Imagine that you're stepping off the bus in Barcelona, Spain to visit this year's Mobile World Congress (MWC). You look between the twin towers that flank the entrance to the Fira de Barcelona exposition center in downtown Barcelona as a crowd of 50,000 people walk into the event along with you. In your mind's eye, see yourself walk among the immense booths of major mobile product vendors from Europe, Korea, Japan, Taiwan, China, and the US. Feel yourself enveloped in a massive cloud of clashing sounds and images. The cacophony is almost staggering but you're at MWC to choose the next winning phone handsets and mobile consumer products that your company will sell in its stores or catalogs. Your company's success depends on making the right choices.
How Will You Choose?
Take your pick of the many, many market forecasts for smartphone sales from 2010 through 2015. No matter which of the crystal balls you select, there's one figure that's not in doubt: billions of smartphones will be purchased from now to the middle of the decade. Try to imagine a smartphone, or any mobile device for that matter, that omits audio features. Impossible, isn't it? Audio features are essential to every mobile device from smartphones, to Personal Music Players, to GPS navigation units, etc. All of these devices incorporate significant digital-audio playback capabilities. They are uncompetitive if they lack the audio features built into their competition. Every mobile market is packed with competitors and a mobile product without great audio can't be sold.
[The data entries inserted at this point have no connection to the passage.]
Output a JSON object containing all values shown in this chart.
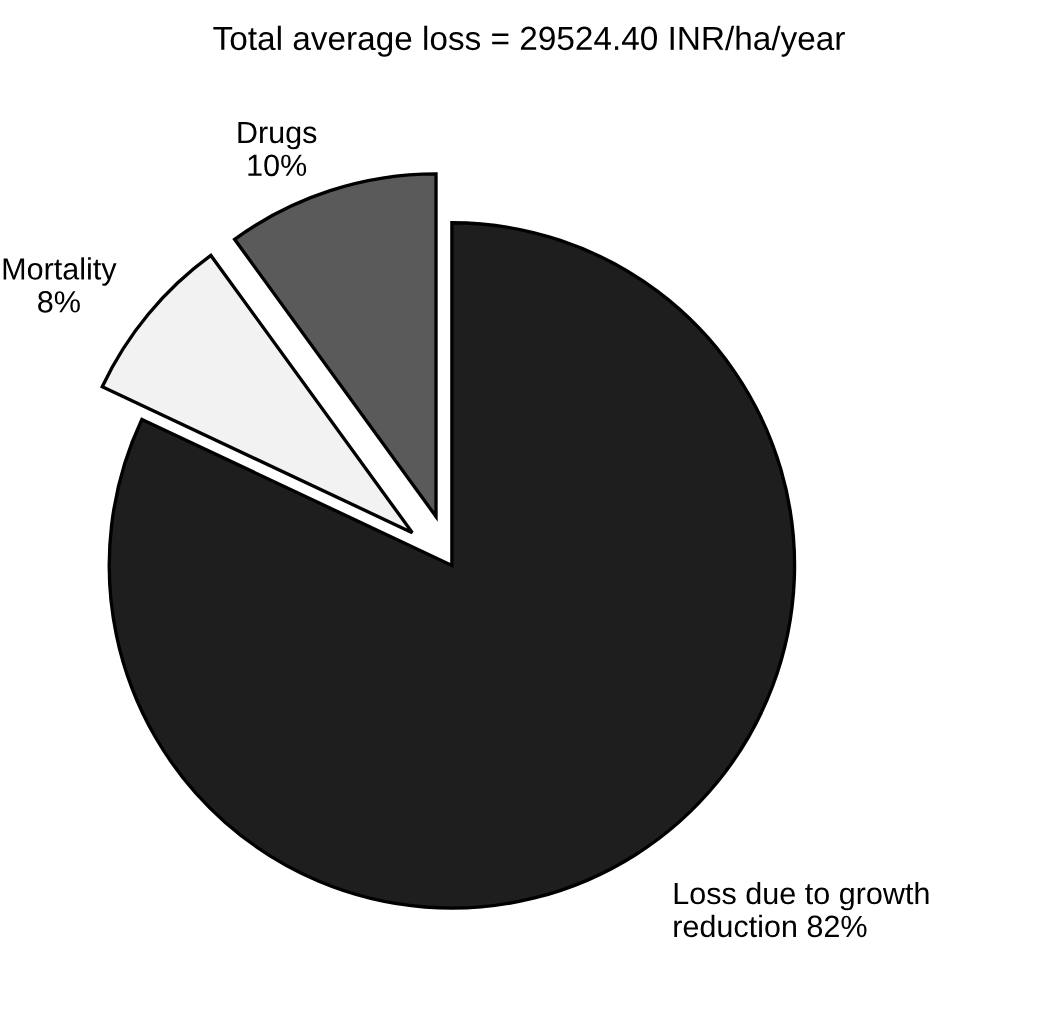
{
  "chart_data": {
    "type": "pie",
    "title": "Total average loss = 29524.40 INR/ha/year",
    "categories": [
      "Drugs",
      "Mortality",
      "Loss due to growth reduction"
    ],
    "values": [
      10,
      8,
      82
    ],
    "colors": [
      "#5a5a5a",
      "#f2f2f2",
      "#1e1e1e"
    ],
    "value_labels": [
      "10%",
      "8%",
      "82%"
    ]
  }
}
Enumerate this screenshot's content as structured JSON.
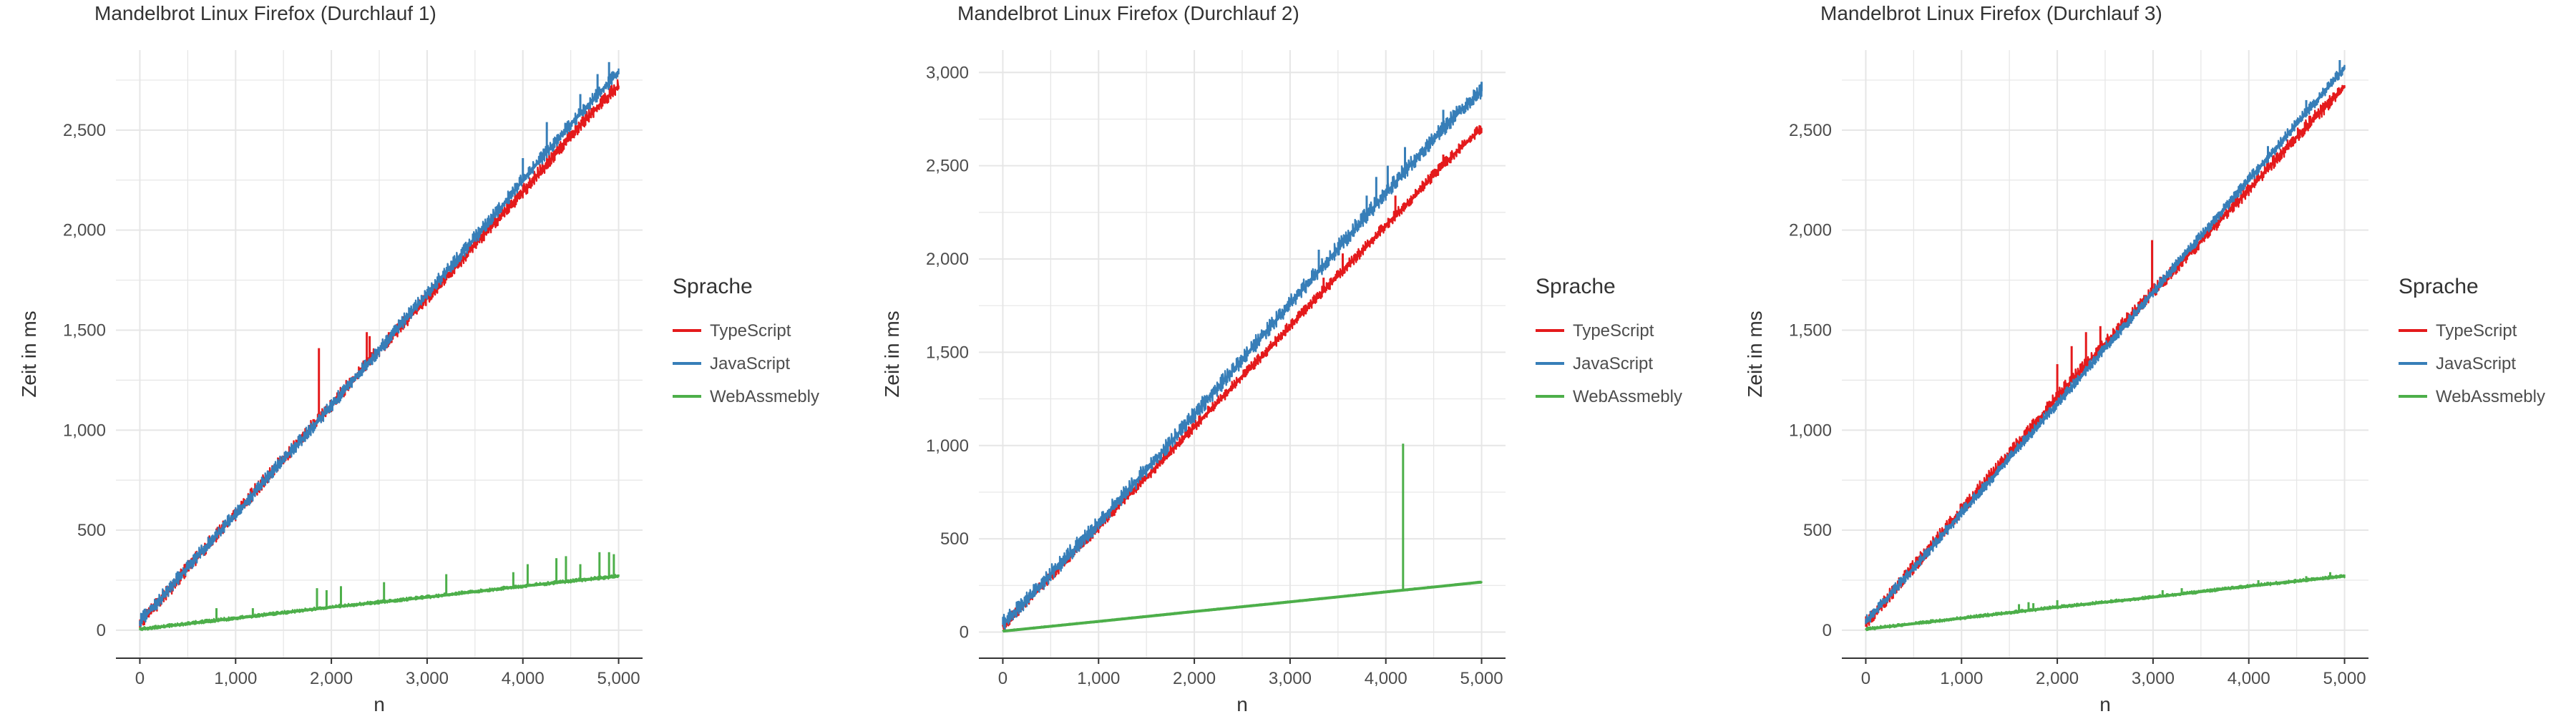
{
  "chart_data": [
    {
      "type": "line",
      "title": "Mandelbrot Linux Firefox (Durchlauf 1)",
      "xlabel": "n",
      "ylabel": "Zeit in ms",
      "xlim": [
        -250,
        5250
      ],
      "ylim": [
        -140,
        2900
      ],
      "x_ticks": [
        0,
        1000,
        2000,
        3000,
        4000,
        5000
      ],
      "x_tick_labels": [
        "0",
        "1,000",
        "2,000",
        "3,000",
        "4,000",
        "5,000"
      ],
      "y_ticks": [
        0,
        500,
        1000,
        1500,
        2000,
        2500
      ],
      "y_tick_labels": [
        "0",
        "500",
        "1,000",
        "1,500",
        "2,000",
        "2,500"
      ],
      "legend": {
        "title": "Sprache",
        "placement": "right",
        "entries": [
          "TypeScript",
          "JavaScript",
          "WebAssmebly"
        ]
      },
      "grid": true,
      "series": [
        {
          "name": "TypeScript",
          "color": "#E41A1C",
          "x": [
            0,
            250,
            500,
            750,
            1000,
            1250,
            1500,
            1750,
            2000,
            2250,
            2500,
            2750,
            3000,
            3250,
            3500,
            3750,
            4000,
            4250,
            4500,
            4750,
            5000
          ],
          "y": [
            30,
            165,
            310,
            445,
            580,
            720,
            855,
            990,
            1125,
            1265,
            1400,
            1530,
            1660,
            1790,
            1930,
            2060,
            2190,
            2330,
            2470,
            2600,
            2720
          ],
          "band": 70,
          "spikes": [
            {
              "x": 1870,
              "y": 1410
            },
            {
              "x": 2370,
              "y": 1490
            },
            {
              "x": 2400,
              "y": 1470
            },
            {
              "x": 2600,
              "y": 1490
            }
          ]
        },
        {
          "name": "JavaScript",
          "color": "#377EB8",
          "x": [
            0,
            250,
            500,
            750,
            1000,
            1250,
            1500,
            1750,
            2000,
            2250,
            2500,
            2750,
            3000,
            3250,
            3500,
            3750,
            4000,
            4250,
            4500,
            4750,
            5000
          ],
          "y": [
            40,
            175,
            315,
            450,
            580,
            715,
            850,
            985,
            1120,
            1260,
            1400,
            1540,
            1680,
            1820,
            1960,
            2100,
            2250,
            2390,
            2530,
            2660,
            2790
          ],
          "band": 70,
          "spikes": [
            {
              "x": 4000,
              "y": 2360
            },
            {
              "x": 4250,
              "y": 2540
            },
            {
              "x": 4600,
              "y": 2680
            },
            {
              "x": 4780,
              "y": 2780
            },
            {
              "x": 4900,
              "y": 2840
            }
          ]
        },
        {
          "name": "WebAssmebly",
          "color": "#4DAF4A",
          "x": [
            0,
            1000,
            2000,
            3000,
            4000,
            5000
          ],
          "y": [
            5,
            60,
            115,
            165,
            220,
            270
          ],
          "band": 18,
          "spikes": [
            {
              "x": 800,
              "y": 110
            },
            {
              "x": 1180,
              "y": 110
            },
            {
              "x": 1850,
              "y": 210
            },
            {
              "x": 1950,
              "y": 200
            },
            {
              "x": 2100,
              "y": 220
            },
            {
              "x": 2550,
              "y": 240
            },
            {
              "x": 3200,
              "y": 280
            },
            {
              "x": 3900,
              "y": 290
            },
            {
              "x": 4050,
              "y": 330
            },
            {
              "x": 4350,
              "y": 360
            },
            {
              "x": 4450,
              "y": 370
            },
            {
              "x": 4600,
              "y": 330
            },
            {
              "x": 4800,
              "y": 390
            },
            {
              "x": 4900,
              "y": 390
            },
            {
              "x": 4950,
              "y": 380
            }
          ]
        }
      ]
    },
    {
      "type": "line",
      "title": "Mandelbrot Linux Firefox (Durchlauf 2)",
      "xlabel": "n",
      "ylabel": "Zeit in ms",
      "xlim": [
        -250,
        5250
      ],
      "ylim": [
        -140,
        3120
      ],
      "x_ticks": [
        0,
        1000,
        2000,
        3000,
        4000,
        5000
      ],
      "x_tick_labels": [
        "0",
        "1,000",
        "2,000",
        "3,000",
        "4,000",
        "5,000"
      ],
      "y_ticks": [
        0,
        500,
        1000,
        1500,
        2000,
        2500,
        3000
      ],
      "y_tick_labels": [
        "0",
        "500",
        "1,000",
        "1,500",
        "2,000",
        "2,500",
        "3,000"
      ],
      "legend": {
        "title": "Sprache",
        "placement": "right",
        "entries": [
          "TypeScript",
          "JavaScript",
          "WebAssmebly"
        ]
      },
      "grid": true,
      "series": [
        {
          "name": "TypeScript",
          "color": "#E41A1C",
          "x": [
            0,
            250,
            500,
            750,
            1000,
            1250,
            1500,
            1750,
            2000,
            2250,
            2500,
            2750,
            3000,
            3250,
            3500,
            3750,
            4000,
            4250,
            4500,
            4750,
            5000
          ],
          "y": [
            30,
            160,
            295,
            430,
            560,
            700,
            830,
            965,
            1100,
            1235,
            1370,
            1500,
            1640,
            1775,
            1910,
            2040,
            2180,
            2310,
            2450,
            2580,
            2700
          ],
          "band": 60,
          "spikes": [
            {
              "x": 3350,
              "y": 1900
            },
            {
              "x": 3550,
              "y": 2030
            },
            {
              "x": 4100,
              "y": 2340
            },
            {
              "x": 4600,
              "y": 2560
            }
          ]
        },
        {
          "name": "JavaScript",
          "color": "#377EB8",
          "x": [
            0,
            250,
            500,
            750,
            1000,
            1250,
            1500,
            1750,
            2000,
            2250,
            2500,
            2750,
            3000,
            3250,
            3500,
            3750,
            4000,
            4250,
            4500,
            4750,
            5000
          ],
          "y": [
            40,
            170,
            310,
            445,
            585,
            725,
            870,
            1015,
            1165,
            1310,
            1460,
            1610,
            1760,
            1905,
            2055,
            2205,
            2350,
            2500,
            2640,
            2780,
            2900
          ],
          "band": 90,
          "spikes": [
            {
              "x": 3300,
              "y": 2050
            },
            {
              "x": 3800,
              "y": 2340
            },
            {
              "x": 3900,
              "y": 2440
            },
            {
              "x": 4020,
              "y": 2500
            },
            {
              "x": 4200,
              "y": 2600
            },
            {
              "x": 4600,
              "y": 2800
            },
            {
              "x": 5000,
              "y": 2950
            }
          ]
        },
        {
          "name": "WebAssmebly",
          "color": "#4DAF4A",
          "x": [
            0,
            1000,
            2000,
            3000,
            4000,
            5000
          ],
          "y": [
            5,
            57,
            110,
            162,
            215,
            268
          ],
          "band": 8,
          "spikes": [
            {
              "x": 4180,
              "y": 1010
            }
          ]
        }
      ]
    },
    {
      "type": "line",
      "title": "Mandelbrot Linux Firefox (Durchlauf 3)",
      "xlabel": "n",
      "ylabel": "Zeit in ms",
      "xlim": [
        -250,
        5250
      ],
      "ylim": [
        -140,
        2900
      ],
      "x_ticks": [
        0,
        1000,
        2000,
        3000,
        4000,
        5000
      ],
      "x_tick_labels": [
        "0",
        "1,000",
        "2,000",
        "3,000",
        "4,000",
        "5,000"
      ],
      "y_ticks": [
        0,
        500,
        1000,
        1500,
        2000,
        2500
      ],
      "y_tick_labels": [
        "0",
        "500",
        "1,000",
        "1,500",
        "2,000",
        "2,500"
      ],
      "legend": {
        "title": "Sprache",
        "placement": "right",
        "entries": [
          "TypeScript",
          "JavaScript",
          "WebAssmebly"
        ]
      },
      "grid": true,
      "series": [
        {
          "name": "TypeScript",
          "color": "#E41A1C",
          "x": [
            0,
            250,
            500,
            750,
            1000,
            1250,
            1500,
            1750,
            2000,
            2250,
            2500,
            2750,
            3000,
            3250,
            3500,
            3750,
            4000,
            4250,
            4500,
            4750,
            5000
          ],
          "y": [
            30,
            170,
            315,
            455,
            600,
            740,
            880,
            1020,
            1165,
            1300,
            1430,
            1560,
            1690,
            1815,
            1945,
            2075,
            2200,
            2335,
            2465,
            2590,
            2720
          ],
          "band": 70,
          "spikes": [
            {
              "x": 2000,
              "y": 1330
            },
            {
              "x": 2150,
              "y": 1420
            },
            {
              "x": 2300,
              "y": 1490
            },
            {
              "x": 2450,
              "y": 1520
            },
            {
              "x": 2990,
              "y": 1950
            }
          ]
        },
        {
          "name": "JavaScript",
          "color": "#377EB8",
          "x": [
            0,
            250,
            500,
            750,
            1000,
            1250,
            1500,
            1750,
            2000,
            2250,
            2500,
            2750,
            3000,
            3250,
            3500,
            3750,
            4000,
            4250,
            4500,
            4750,
            5000
          ],
          "y": [
            40,
            175,
            310,
            445,
            585,
            720,
            860,
            995,
            1130,
            1270,
            1410,
            1545,
            1690,
            1830,
            1970,
            2110,
            2250,
            2390,
            2530,
            2670,
            2810
          ],
          "band": 55,
          "spikes": [
            {
              "x": 4200,
              "y": 2420
            },
            {
              "x": 4600,
              "y": 2650
            },
            {
              "x": 4950,
              "y": 2850
            }
          ]
        },
        {
          "name": "WebAssmebly",
          "color": "#4DAF4A",
          "x": [
            0,
            1000,
            2000,
            3000,
            4000,
            5000
          ],
          "y": [
            5,
            60,
            115,
            165,
            220,
            270
          ],
          "band": 16,
          "spikes": [
            {
              "x": 1600,
              "y": 130
            },
            {
              "x": 1700,
              "y": 140
            },
            {
              "x": 1750,
              "y": 135
            },
            {
              "x": 2000,
              "y": 150
            },
            {
              "x": 3100,
              "y": 200
            },
            {
              "x": 3300,
              "y": 210
            },
            {
              "x": 4100,
              "y": 250
            },
            {
              "x": 4600,
              "y": 270
            },
            {
              "x": 4850,
              "y": 290
            }
          ]
        }
      ]
    }
  ]
}
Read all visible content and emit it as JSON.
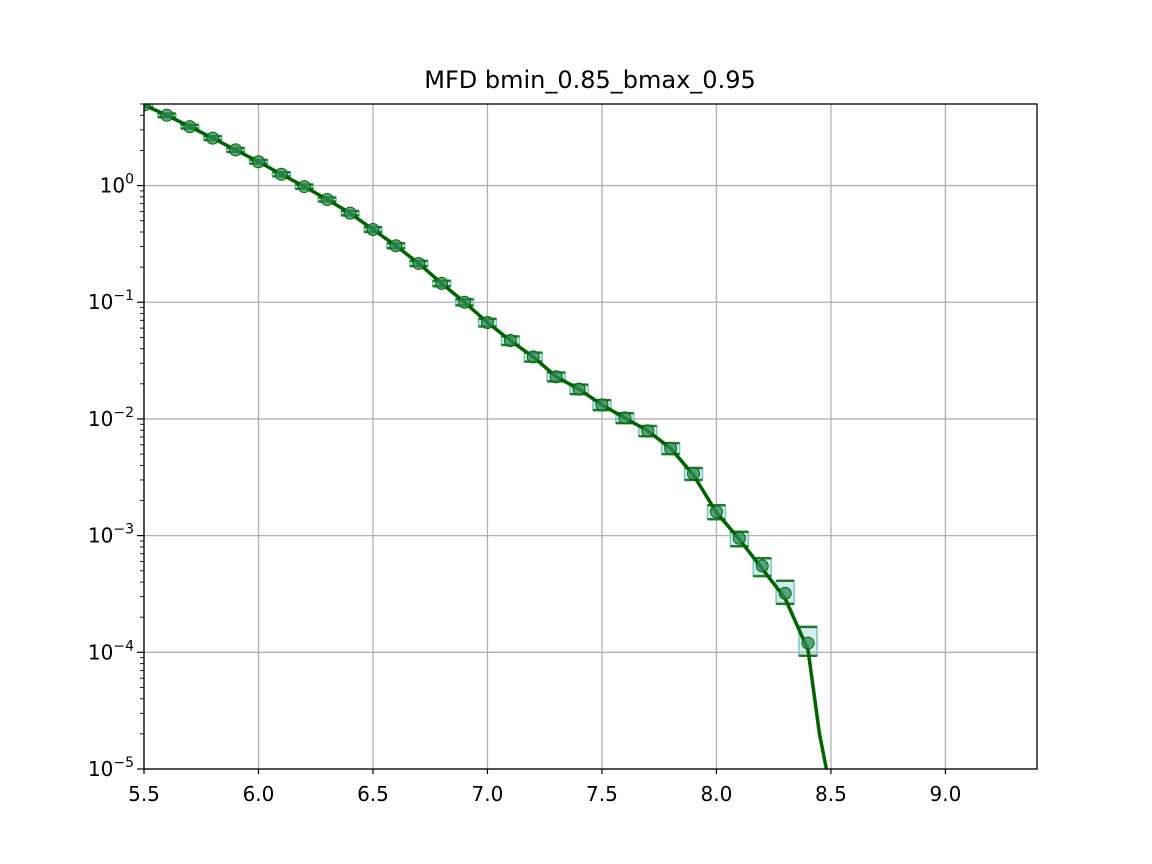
{
  "chart_data": {
    "type": "line",
    "title": "MFD bmin_0.85_bmax_0.95",
    "xlabel": "",
    "ylabel": "",
    "xlim": [
      5.5,
      9.4
    ],
    "ylim": [
      1e-05,
      5
    ],
    "yscale": "log",
    "grid": true,
    "x_ticks": [
      {
        "value": 5.5,
        "label": "5.5"
      },
      {
        "value": 6.0,
        "label": "6.0"
      },
      {
        "value": 6.5,
        "label": "6.5"
      },
      {
        "value": 7.0,
        "label": "7.0"
      },
      {
        "value": 7.5,
        "label": "7.5"
      },
      {
        "value": 8.0,
        "label": "8.0"
      },
      {
        "value": 8.5,
        "label": "8.5"
      },
      {
        "value": 9.0,
        "label": "9.0"
      }
    ],
    "y_ticks": [
      {
        "value": 1,
        "base": "10",
        "exp": "0"
      },
      {
        "value": 0.1,
        "base": "10",
        "exp": "−1"
      },
      {
        "value": 0.01,
        "base": "10",
        "exp": "−2"
      },
      {
        "value": 0.001,
        "base": "10",
        "exp": "−3"
      },
      {
        "value": 0.0001,
        "base": "10",
        "exp": "−4"
      },
      {
        "value": 1e-05,
        "base": "10",
        "exp": "−5"
      }
    ],
    "line_color": "#006400",
    "marker_color": "#2e8b57",
    "error_color": "#7fc6c6",
    "line": {
      "x": [
        5.5,
        5.6,
        5.7,
        5.8,
        5.9,
        6.0,
        6.1,
        6.2,
        6.3,
        6.4,
        6.5,
        6.6,
        6.7,
        6.8,
        6.9,
        7.0,
        7.1,
        7.2,
        7.3,
        7.4,
        7.5,
        7.6,
        7.7,
        7.8,
        7.9,
        8.0,
        8.1,
        8.2,
        8.3,
        8.4,
        8.45,
        8.49
      ],
      "y": [
        4.9,
        4.0,
        3.2,
        2.55,
        2.02,
        1.6,
        1.25,
        0.98,
        0.76,
        0.58,
        0.42,
        0.305,
        0.215,
        0.145,
        0.1,
        0.067,
        0.047,
        0.034,
        0.023,
        0.018,
        0.0132,
        0.0102,
        0.0079,
        0.0056,
        0.0033,
        0.00158,
        0.00093,
        0.00052,
        0.00029,
        0.000105,
        2e-05,
        8e-06
      ]
    },
    "observed": {
      "x": [
        5.5,
        5.6,
        5.7,
        5.8,
        5.9,
        6.0,
        6.1,
        6.2,
        6.3,
        6.4,
        6.5,
        6.6,
        6.7,
        6.8,
        6.9,
        7.0,
        7.1,
        7.2,
        7.3,
        7.4,
        7.5,
        7.6,
        7.7,
        7.8,
        7.9,
        8.0,
        8.1,
        8.2,
        8.3,
        8.4
      ],
      "y": [
        4.9,
        4.0,
        3.2,
        2.55,
        2.02,
        1.6,
        1.25,
        0.98,
        0.76,
        0.58,
        0.42,
        0.305,
        0.215,
        0.145,
        0.1,
        0.067,
        0.047,
        0.034,
        0.023,
        0.018,
        0.0132,
        0.0102,
        0.0079,
        0.0056,
        0.0034,
        0.0016,
        0.00095,
        0.00055,
        0.00032,
        0.00012
      ],
      "err_low": [
        4.7,
        3.85,
        3.08,
        2.45,
        1.94,
        1.54,
        1.2,
        0.94,
        0.73,
        0.555,
        0.4,
        0.29,
        0.204,
        0.137,
        0.094,
        0.062,
        0.043,
        0.031,
        0.021,
        0.0163,
        0.0119,
        0.0092,
        0.0071,
        0.005,
        0.003,
        0.00138,
        0.00081,
        0.00045,
        0.00026,
        9.35e-05
      ],
      "err_high": [
        5.1,
        4.15,
        3.32,
        2.65,
        2.1,
        1.66,
        1.3,
        1.02,
        0.79,
        0.605,
        0.44,
        0.32,
        0.226,
        0.153,
        0.106,
        0.072,
        0.051,
        0.037,
        0.025,
        0.0197,
        0.0145,
        0.0112,
        0.0087,
        0.0062,
        0.0038,
        0.00182,
        0.00108,
        0.00064,
        0.00041,
        0.000165
      ]
    }
  }
}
In such a high-stakes game, the selection of an audio solution for each mobile SOC is a major decision. The wrong decision is decidedly perilous for two major reasons.
1. The wrong decision will harm playback quality that can be obvious when the end products is demonstrated to the customer.
2. The wrong decision will shorten battery life and will either make the end product less competitive because it's talk time or playback time will be shorter than the competition or because the end product must be larger and heavier than the competition to accommodate a larger battery.
Of course, you'll consider several factors when selecting a mobile audio solution for a SOC design targeting specific mobile product niches. However, chances are very good that one of the very first factors you'll consider will be how the audio solution will sound. With the advent of multichannel digital audio, sound has returned once more to its prominent place in the consumer consciousness.
Sound started the consumer electronics revolution with the phonograph and AM radio but its importance sank with the introduction of television. Sound's importance rose again with the development of FM stereo and stereo LP records only to be eclipsed once again by the introduction of color TV. Now, with the development of 5.1-channel and 7.1-channel digital theater sound, the rise of the portable media player and the immensely successful Apple iPod, and the evolution of the mobile phone handset into the omnipresent smartphone media player/game console, digital audio has once more attained prominence as a product differentiator in the cutthroat world of consumer electronics.